Naïve B6 splenocytes were isolated from freshly dissected spleens and enriched for CD3+ cells using the Pan T Cell Isolation Kit II (#130-095-130, Miltenyi) and stained with CellTrace Far Red Cell (#C34572, Invitrogen™) according to manufacturer’s protocols. Cells were then stimulated using CD3/Cd28 dynabeads (#11456D, Thermofisher) and cocultured for 4 days with FACS sorted GFP+ (endogenous) CD3+, (#100308, RRID:AB_312673; BioLegend—1:1000) and CD4+ (#100469, RRID:AB_2783035; BioLegend—1:1000) tumor-infiltrating lymphocytes isolated from S100a4−/− and S100a4+/− hosts injected with x2808 mouse glioma. At day 4 of co-culture cells were analyzed using either BD Fortessa or LSRII cytometers.

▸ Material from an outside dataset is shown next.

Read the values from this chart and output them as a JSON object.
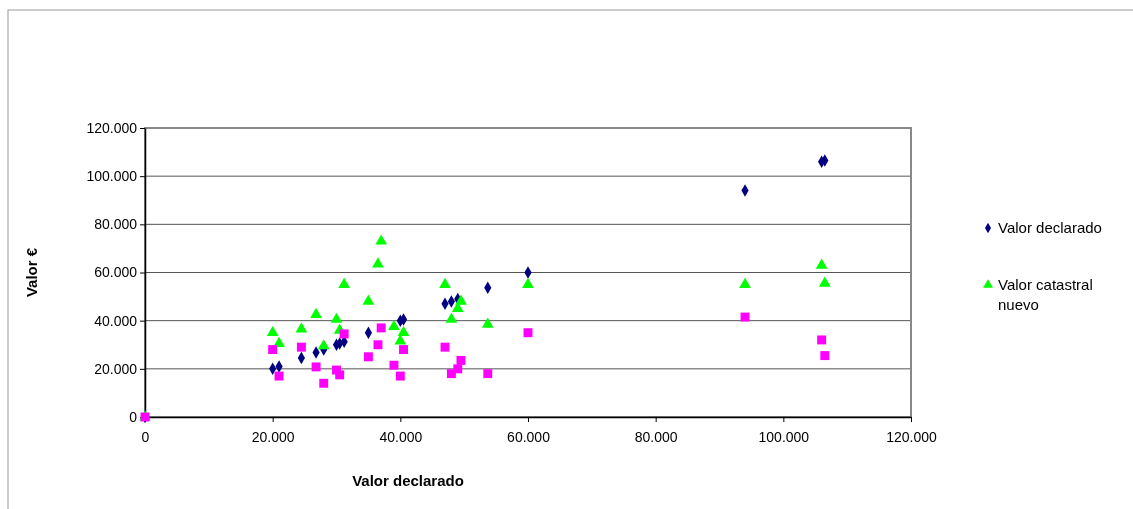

Conditioning media from the above experiment were saved and IFNG levels were measured using the ELISA MAX Deluxe Set Mouse IFN-γ kit (#430804, Biolegend) according to the manufacturer’s protocol.

Phagocytosis assay

Tumor-infiltrating GAMs were isolated from B6, S100a4−/− and S100a4+/ hosts injected with ×2808 mouse glioma using FACS sorting of CD45hi (#103114, RRID:AB_312979; BioLegend—1:1000), CD11bhi(#101259, RRID:AB_2566568; BioLegend—1:1000) and GFP+ (in case of S100a4−/− vs. S100a4+/−). GAMs were then cultured overnight and incubated with pHrodo Red Zymosan Bioparticles Conjugate for Phagocytosis (P35364, Thermo Fisher Scientific) for two hours on the following day. Following two-hour incubation with the beads, immunofluorescence images were obtained using the Zeiss Axiovert 200 M fluorescence microscope.

Statistical analysis

Statistical comparisons were performed using GraphPad Prism V9.3.0 (RRID:SCR_002798; GraphPad Software, La Jolla, CA) or R. Values and error bars represent the mean ± standard error of the mean. The respective number of replicates (n) is indicated in the figures or in the figure legends. Power analyses were used to determine appropriate sample sizes for animal experiments (power 0.8, alpha 0.05). p-Values were determined by an appropriate statistical test such as Student’s t-test or analysis of variance (ANOVA) with multiple comparison correction, as indicated in the figure legends.

Reporting summary

Further information on research design is available in the Nature Research Reporting Summary linked to this article.